LOUISVILLE, Ky. (WDRB) -- Metro Council leaders and Mayor Greg Fischer want to spend the rest of Louisville’s federal coronavirus aid addressing areas ranging from affordable housing to public safety.
Guided by thousands of ideas submitted in recent weeks, city officials announced four priorities Monday for more than $340 million of unappropriated American Rescue Plan funds. While it’s too soon to know what projects will qualify for the money, Fischer said there’s now a “framework” for making those decisions.
A bipartisan council resolution says the money should be used for projects that “promote equity and make a sustainable, significant community impact” and focus less on spending that won’t make lasting change.
The city’s focus is on:
- Homelessness and affordable housing: Fischer said this approach aims to “significantly reduce” the number of homeless people in Louisville. “That includes transitional housing, permanent supportive housing, and other forms of affordable housing, particularly directed at Louisville’s lowest-income residents and those suffering from mental health and substance use disorders who have been disproportionately affected by the COVID-19 public health emergency.”
- Workforce development: Fischer said a “big focus” will be on Black and other minority businesses and communities, as well as spending on broadband and supporting small businesses.
- Health: This area includes improving access to health care and childcare, as well as mental health and substance abuse services and suicide prevention, Fischer said. It also will also promote “healthier living environments” in communities hardest hit by the pandemic.
- Public safety: “This priority area will build on the work we are already doing to reduce violence and increase safety in every neighborhood. it will include recommended investments in violence prevention and intervention, and new policing technology and deflection and diversion programs,” Fischer said.
The city also plans to spend some funds on “premium pay” for city workers in operations such as public health, safety and sanitation, Fischer said. And Metro government will save some funds for any additional coronavirus-related emergencies.
Lastly, some eligible infrastructure projects could be funded if Congress fails to pass a federal infrastructure bill.

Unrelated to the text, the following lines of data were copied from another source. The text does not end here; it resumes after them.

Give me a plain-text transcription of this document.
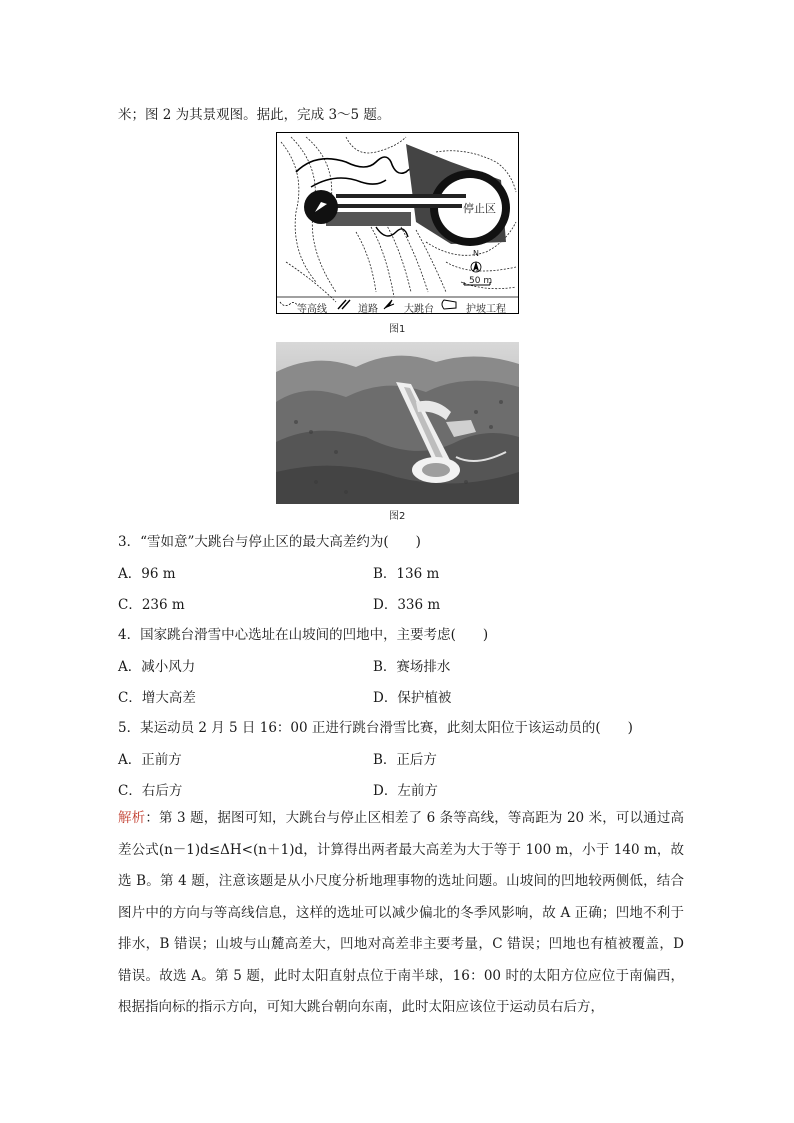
米；图 2 为其景观图。据此，完成 3～5 题。
停止区
N
50 m
等高线	道路	大跳台	护坡工程
图1
图2
3．“雪如意”大跳台与停止区的最大高差约为(　　)
A．96 m	B．136 m
C．236 m	D．336 m
4．国家跳台滑雪中心选址在山坡间的凹地中，主要考虑(　　)
A．减小风力	B．赛场排水
C．增大高差	D．保护植被
5．某运动员 2 月 5 日 16：00 正进行跳台滑雪比赛，此刻太阳位于该运动员的(　　)
A．正前方	B．正后方
C．右后方	D．左前方
解析：第 3 题，据图可知，大跳台与停止区相差了 6 条等高线，等高距为 20 米，可以通过高差公式(n－1)d≤ΔH<(n＋1)d，计算得出两者最大高差为大于等于 100 m，小于 140 m，故选 B。第 4 题，注意该题是从小尺度分析地理事物的选址问题。山坡间的凹地较两侧低，结合图片中的方向与等高线信息，这样的选址可以减少偏北的冬季风影响，故 A 正确；凹地不利于排水，B 错误；山坡与山麓高差大，凹地对高差非主要考量，C 错误；凹地也有植被覆盖，D 错误。故选 A。第 5 题，此时太阳直射点位于南半球，16：00 时的太阳方位应位于南偏西，根据指向标的指示方向，可知大跳台朝向东南，此时太阳应该位于运动员右后方，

“The thought is: We're not sure how much of this ARP money we want to use to do those kinds of infrastructure if there's more coming,” said Kevin Kramer, the vice chair of the council’s budget committee.
The Metro Council now will take up the resolution, which it could amend. Once the council acts, Fischer said his office and budget officials will seek requests for proposals for specific projects and decide how much to spend on the chosen items before submitting the full list to the council.
Fischer said there is an “emerging list” of specific projects.
“But we're going to need to hear from the service providers in the community on how they would respond to being a recipient of the funds then to conduct those services,” he said.
Fischer estimated that it may take until the “latter part” of the year to allocate the funds, which ultimately the council controls.
Council budget chair Bill Hollander said it’s too early to say which of the areas might receive the most money, since the cost of specific projects isn’t known yet.
“But, you know, we are talking about a large amount of money here,” Hollander told reporters at Metro Hall. “And I am confident that we will be spending more in the homelessness/affordable housing area than we have ever spent in this community--because we have resources that we now have never had before.”
Besides Hollander, a Democrat, the resolution is co-sponsored by Republican Kramer and Democrats Jecorey Arthur and council President David James.
Louisville received $388 million in federal funds from legislation approved by Congress earlier this year and signed into law by President Biden. The Metro Council already has approved spending more than $30 million of that money.